AMD vs AMAZON vs META‼️ Which stock will do best next 2-5-10 years IMO
By Financial Education
Key Concepts
- MAG7 Stocks: Refers to the seven largest publicly traded companies in the US tech sector – Apple, Microsoft, Alphabet (Google), Amazon, Nvidia, Tesla, and Meta.
- Capex (Capital Expenditure): Funds used by a company to acquire, upgrade, and maintain physical assets such as property, plants, buildings, and equipment.
- AWS (Amazon Web Services): Amazon’s comprehensive and broadly adopted cloud platform, offering over 200 fully featured services from data centers globally.
- Growth Rate: The rate at which a company’s revenue or earnings increase over a specific period.
- SaaS (Software as a Service): A software distribution model where a third-party provider hosts applications and makes them available to customers over the Internet.
AMD, Amazon, and Meta: A Stock Performance Outlook
The video analyzes the potential performance of AMD, Amazon, and Meta stocks over three different time horizons: two years, five years, and ten years, acknowledging that all three have experienced declines in stock price year-to-date, mirroring a trend across the broader MAG7 group. The speaker highlights accelerating growth rates for all companies but focuses on differing factors driving future potential.
Two-Year Outlook: AMD
The speaker expresses the highest confidence in AMD (Advanced Micro Devices) for the next two years. This confidence stems from the anticipated major production ramp-up of the 400 series processors. He frames the previous 300 series as an “appetizer” and the 400 series as the “main entree,” indicating a significant acceleration in revenue growth. He anticipates AMD’s revenue growth rates over the coming years will be the strongest seen “in a long long time, if not forever.” This suggests a belief that AMD is poised for substantial gains driven by product cycle advancements.
Five-Year Outlook: Meta
For the five-year timeframe, Meta (formerly Facebook) is identified as the most promising investment. The key argument centers on Meta’s ability to moderate capital expenditure (capex) more easily than competitors. The speaker notes Meta’s projected next quarter growth rate is expected to be in the 30s – described as “an unbelievable growth rate” that Meta hasn’t achieved recently. He contrasts this with companies like Amazon, Microsoft, and Google, which are likely to maintain high capex due to substantial cloud computing businesses. The implication is that Meta’s profitability will benefit from controlled spending while still maintaining strong growth.
Ten-Year Outlook: Amazon
Looking ahead ten years, Amazon is presented as the most reliable investment. The speaker cites three core opportunities: continued expansion of its e-commerce business, the growth and profitability of AWS (Amazon Web Services), and the increasing profitability of its advertising business. He emphasizes the existing profitability of both AWS and the advertising segment, suggesting a solid foundation for future growth. The combination of these factors leads to the conclusion that Amazon offers the greatest long-term confidence.
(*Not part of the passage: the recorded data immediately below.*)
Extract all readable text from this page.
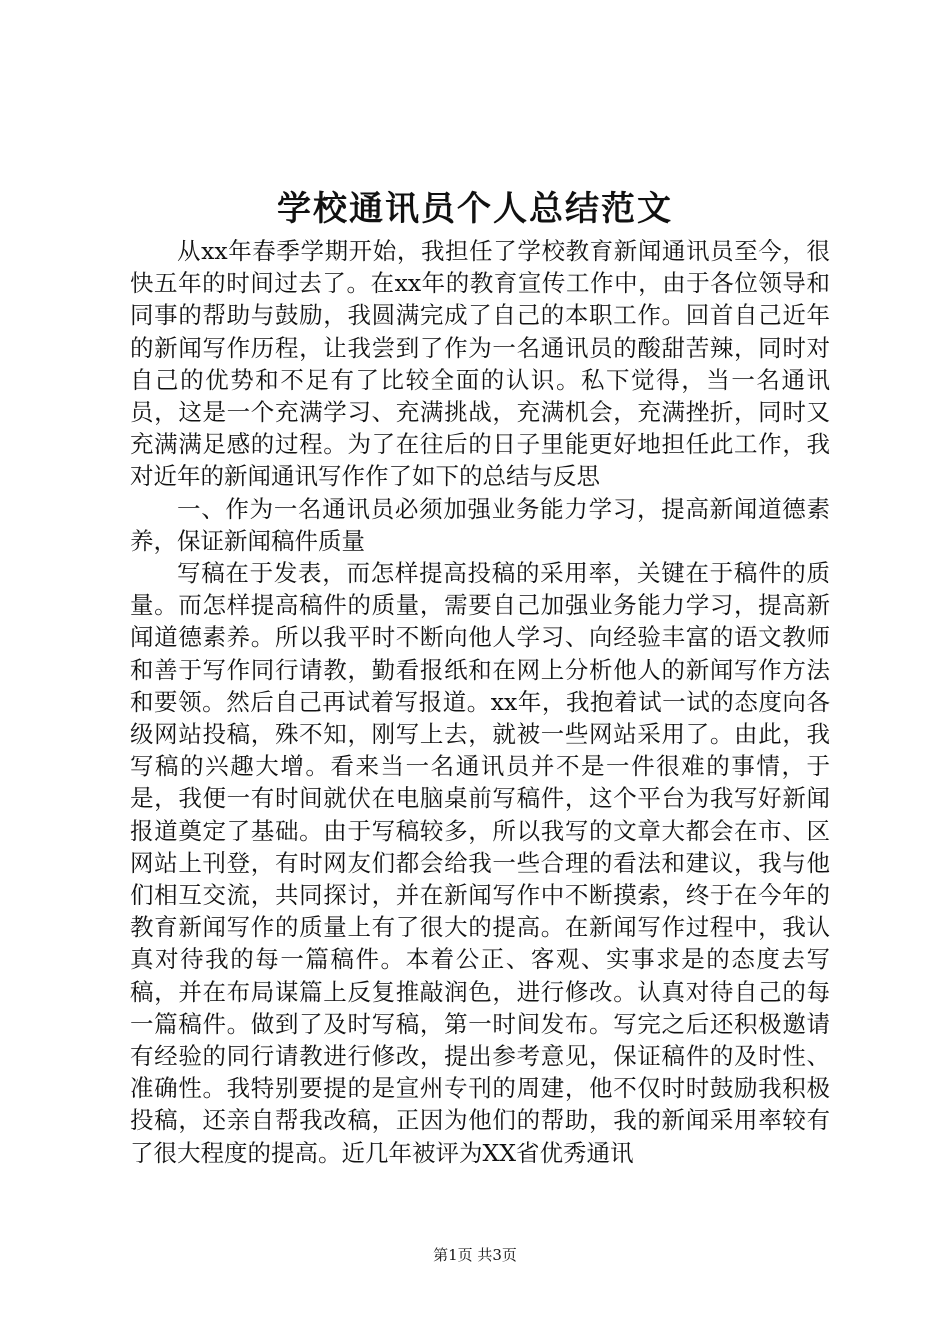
学校通讯员个人总结范文

从xx年春季学期开始，我担任了学校教育新闻通讯员至今，很快五年的时间过去了。在xx年的教育宣传工作中，由于各位领导和同事的帮助与鼓励，我圆满完成了自己的本职工作。回首自己近年的新闻写作历程，让我尝到了作为一名通讯员的酸甜苦辣，同时对自己的优势和不足有了比较全面的认识。私下觉得，当一名通讯员，这是一个充满学习、充满挑战，充满机会，充满挫折，同时又充满满足感的过程。为了在往后的日子里能更好地担任此工作，我对近年的新闻通讯写作作了如下的总结与反思

一、作为一名通讯员必须加强业务能力学习，提高新闻道德素养，保证新闻稿件质量

写稿在于发表，而怎样提高投稿的采用率，关键在于稿件的质量。而怎样提高稿件的质量，需要自己加强业务能力学习，提高新闻道德素养。所以我平时不断向他人学习、向经验丰富的语文教师和善于写作同行请教，勤看报纸和在网上分析他人的新闻写作方法和要领。然后自己再试着写报道。xx年，我抱着试一试的态度向各级网站投稿，殊不知，刚写上去，就被一些网站采用了。由此，我写稿的兴趣大增。看来当一名通讯员并不是一件很难的事情，于是，我便一有时间就伏在电脑桌前写稿件，这个平台为我写好新闻报道奠定了基础。由于写稿较多，所以我写的文章大都会在市、区网站上刊登，有时网友们都会给我一些合理的看法和建议，我与他们相互交流，共同探讨，并在新闻写作中不断摸索，终于在今年的教育新闻写作的质量上有了很大的提高。在新闻写作过程中，我认真对待我的每一篇稿件。本着公正、客观、实事求是的态度去写稿，并在布局谋篇上反复推敲润色，进行修改。认真对待自己的每一篇稿件。做到了及时写稿，第一时间发布。写完之后还积极邀请有经验的同行请教进行修改，提出参考意见，保证稿件的及时性、准确性。我特别要提的是宣州专刊的周建，他不仅时时鼓励我积极投稿，还亲自帮我改稿，正因为他们的帮助，我的新闻采用率较有了很大程度的提高。近几年被评为XX省优秀通讯

第1页 共3页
Capex Considerations & MAG7 Context
A recurring theme throughout the analysis is the impact of capital expenditure. The speaker points out that increased capex from companies like Meta and Amazon is a current market concern. He positions Meta favorably because it’s expected to have more flexibility in controlling these expenses compared to companies heavily invested in cloud infrastructure. The video acknowledges that all MAG7 stocks are currently down for the year, framing the analysis as a relative assessment within a challenging market environment.
Related Content & Closing Remarks
The speaker references a previous video (linked in the description) covering his favorite SaaS and non-tech stocks, as well as a video detailing his entire investment portfolio ("H36 net worth 40 mil. Every single investment I own"). He concludes by thanking viewers for their engagement and encouraging continued support of the channel.
Synthesis
The video presents a tiered investment outlook for AMD, Meta, and Amazon. AMD is favored for short-term gains driven by its upcoming processor releases, Meta for medium-term growth due to its capex flexibility, and Amazon for long-term stability and diversified growth opportunities. The analysis emphasizes the importance of understanding company-specific factors, particularly capital expenditure strategies, within the context of the broader MAG7 stock performance.